L'une des plus abondantes ressources du règne de François Ier après les impôts, et celle dont ce prince usa le plus fréquemment, fut, l’aliénation des emplois publics, non seulement pour les trésoriers, les élus, les receveurs, grenetiers, contrôleurs et autres administrateurs et comptables des finances et des domaines ; mais encore dans tous les degrés de la magistrature, depuis les charges du parlement et-des autres cours souveraines jusqu'aux greffes des bailliages. Lorsque le prix assigné aux charges et aux emplois déjà existants eut été absorbé, on en augmenta de beaucoup le nombre ; les nouveaux offices se vendirent à bureau ouvert ; et aux gages que l'on assurait aux titulaires par addition à l’impôt on réunit l’exemption flatteuse des tailles et des autres droits. Dès lors, l'érection en offices, et moyennant finances, des emplois comptables dont les titulaires avaient été simplement commissionnés et cautionnés, fit de ces places une propriété viagère qui multiplia, au détriment des autres classes de contribuables, le privilège d’immunité, précédemment réservé pour la noblesse, les cours souveraines, l’université et les commensaux du roi[1].
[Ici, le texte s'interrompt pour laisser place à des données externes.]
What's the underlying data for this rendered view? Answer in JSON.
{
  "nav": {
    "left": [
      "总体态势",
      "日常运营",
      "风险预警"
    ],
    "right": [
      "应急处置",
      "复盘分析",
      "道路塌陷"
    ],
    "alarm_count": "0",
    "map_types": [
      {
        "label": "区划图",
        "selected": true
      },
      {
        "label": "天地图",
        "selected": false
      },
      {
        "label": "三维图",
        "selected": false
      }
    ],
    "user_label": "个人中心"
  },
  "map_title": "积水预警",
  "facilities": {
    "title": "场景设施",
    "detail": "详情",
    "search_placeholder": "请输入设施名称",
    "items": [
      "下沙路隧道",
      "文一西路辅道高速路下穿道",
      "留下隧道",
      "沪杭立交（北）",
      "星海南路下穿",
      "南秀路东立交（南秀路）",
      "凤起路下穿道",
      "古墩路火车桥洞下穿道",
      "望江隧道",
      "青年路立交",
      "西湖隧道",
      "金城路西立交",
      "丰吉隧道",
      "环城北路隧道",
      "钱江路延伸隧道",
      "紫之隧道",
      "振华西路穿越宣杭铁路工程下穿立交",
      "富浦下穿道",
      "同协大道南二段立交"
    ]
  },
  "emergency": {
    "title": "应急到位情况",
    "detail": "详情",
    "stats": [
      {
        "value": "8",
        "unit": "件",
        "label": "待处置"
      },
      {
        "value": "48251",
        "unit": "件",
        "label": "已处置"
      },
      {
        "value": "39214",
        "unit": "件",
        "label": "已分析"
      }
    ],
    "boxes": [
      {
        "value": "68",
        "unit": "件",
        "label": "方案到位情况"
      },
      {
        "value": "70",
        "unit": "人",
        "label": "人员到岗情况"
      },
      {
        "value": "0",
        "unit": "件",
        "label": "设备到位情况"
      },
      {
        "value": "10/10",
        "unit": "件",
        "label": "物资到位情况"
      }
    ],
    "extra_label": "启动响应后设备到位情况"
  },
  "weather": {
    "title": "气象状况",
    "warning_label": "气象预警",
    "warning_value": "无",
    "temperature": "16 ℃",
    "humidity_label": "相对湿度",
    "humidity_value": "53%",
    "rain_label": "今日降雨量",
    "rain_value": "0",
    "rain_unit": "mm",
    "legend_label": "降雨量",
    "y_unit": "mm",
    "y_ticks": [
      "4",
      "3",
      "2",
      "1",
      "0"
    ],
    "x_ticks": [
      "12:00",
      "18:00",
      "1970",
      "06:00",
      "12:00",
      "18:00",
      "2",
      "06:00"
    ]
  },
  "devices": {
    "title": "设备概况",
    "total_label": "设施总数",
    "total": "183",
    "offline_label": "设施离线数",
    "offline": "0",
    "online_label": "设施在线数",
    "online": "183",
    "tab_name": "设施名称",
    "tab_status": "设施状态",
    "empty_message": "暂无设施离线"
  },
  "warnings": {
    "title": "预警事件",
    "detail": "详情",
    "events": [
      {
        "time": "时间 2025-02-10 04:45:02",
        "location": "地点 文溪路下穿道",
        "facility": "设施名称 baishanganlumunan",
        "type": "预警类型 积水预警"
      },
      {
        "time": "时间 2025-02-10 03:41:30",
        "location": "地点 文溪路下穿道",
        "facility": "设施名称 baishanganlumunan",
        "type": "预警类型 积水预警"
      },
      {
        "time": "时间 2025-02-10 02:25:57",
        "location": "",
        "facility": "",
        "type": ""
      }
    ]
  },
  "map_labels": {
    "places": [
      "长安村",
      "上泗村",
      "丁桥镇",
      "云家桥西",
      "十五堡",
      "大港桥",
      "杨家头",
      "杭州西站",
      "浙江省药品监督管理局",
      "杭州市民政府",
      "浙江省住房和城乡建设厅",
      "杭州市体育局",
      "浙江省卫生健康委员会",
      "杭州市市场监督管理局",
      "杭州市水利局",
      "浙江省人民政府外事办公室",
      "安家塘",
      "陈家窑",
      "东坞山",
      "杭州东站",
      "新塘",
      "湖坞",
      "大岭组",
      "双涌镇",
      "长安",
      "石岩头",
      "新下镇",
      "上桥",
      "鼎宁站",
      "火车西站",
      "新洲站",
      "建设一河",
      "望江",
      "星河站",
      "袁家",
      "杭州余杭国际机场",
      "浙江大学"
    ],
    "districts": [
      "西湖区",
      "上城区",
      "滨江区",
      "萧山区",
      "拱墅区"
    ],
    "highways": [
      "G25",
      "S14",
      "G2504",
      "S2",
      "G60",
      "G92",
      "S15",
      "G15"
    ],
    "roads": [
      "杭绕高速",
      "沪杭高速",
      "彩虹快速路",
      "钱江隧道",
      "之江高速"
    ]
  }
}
Il n’existait pas jusqu’à ce règne de centre unique des revenus de l’état. Le domaine était administré dans les provinces par des officiers royaux qui avaient le titre de trésoriers de France. Les baillis royaux, les sénéchaux, prévôts et vicomtes, faisaient la recette des revenus et droits domaniaux, qui formaient originairement les deniers ordinaires de la couronne, dont le produit était recueilli, par un changeur du trésor. Les tailles, les aides, et chaque branche des autres impositions composant les deniers extraordinaires, avait ses collecteurs, receveurs ou fermiers, qui tous versaient dans les mains des receveurs généraux, au nombre de six. Chaque. pays d’état avait en outre son trésorier particulier. Le changeur du trésor, ou celui des receveurs généraux qu’il plaisait au roi de choisir, accompagnait ordinairement la cour. Il était chargé d’acquitter les dépenses du gouvernement et les pensions, au moyen des sommes qu’il tirait des généralités, et il disposait par assignations des fonds qui restaient sans emploi dans les recettes générales. En adoptant la vénalité des offices comme une ressource habituelle, François Ier porta à seize le nombre des receveurs généraux. Il charga ces comptables de recueillir indistinctement les produits « tant du domaine que des aides, tailles, équivalents, gabelles, décimes de gens d’église, octrois, contributions des villes, et tous autres deniers d’impositions[2]. » De cette manière disparut la distinction entre les revenus ordinaires appartenant à la couronne, et les revenus extraordinaires qui devaient n’être employés que pour les besoins de l’état. Cette distinction, maintenue jusque alors, n'était plus à la vérité observée que de nom depuis plusieurs règnes. La confusion matérielle qui résulta de son abandon dut avoir pour but secret et eut pour conséquence de faire considérer comme dépendants du domaine royal des impôts qui, dans l’origine ne faisaient pas partie des revenus propres de la couronne. Dès lors la cour du parlement, fidèle en apparence à la mission de conserver les intérêts du domaine, crut pouvoir autoriser par son enregistrement la création et l’extension de ces mêmes impôts sans sortir de ses attributions, dont la sphère se trouvait seulement agrandie par l’effet d’une mesure qui n’était que purement administrative et d'ordre au premier aperçu.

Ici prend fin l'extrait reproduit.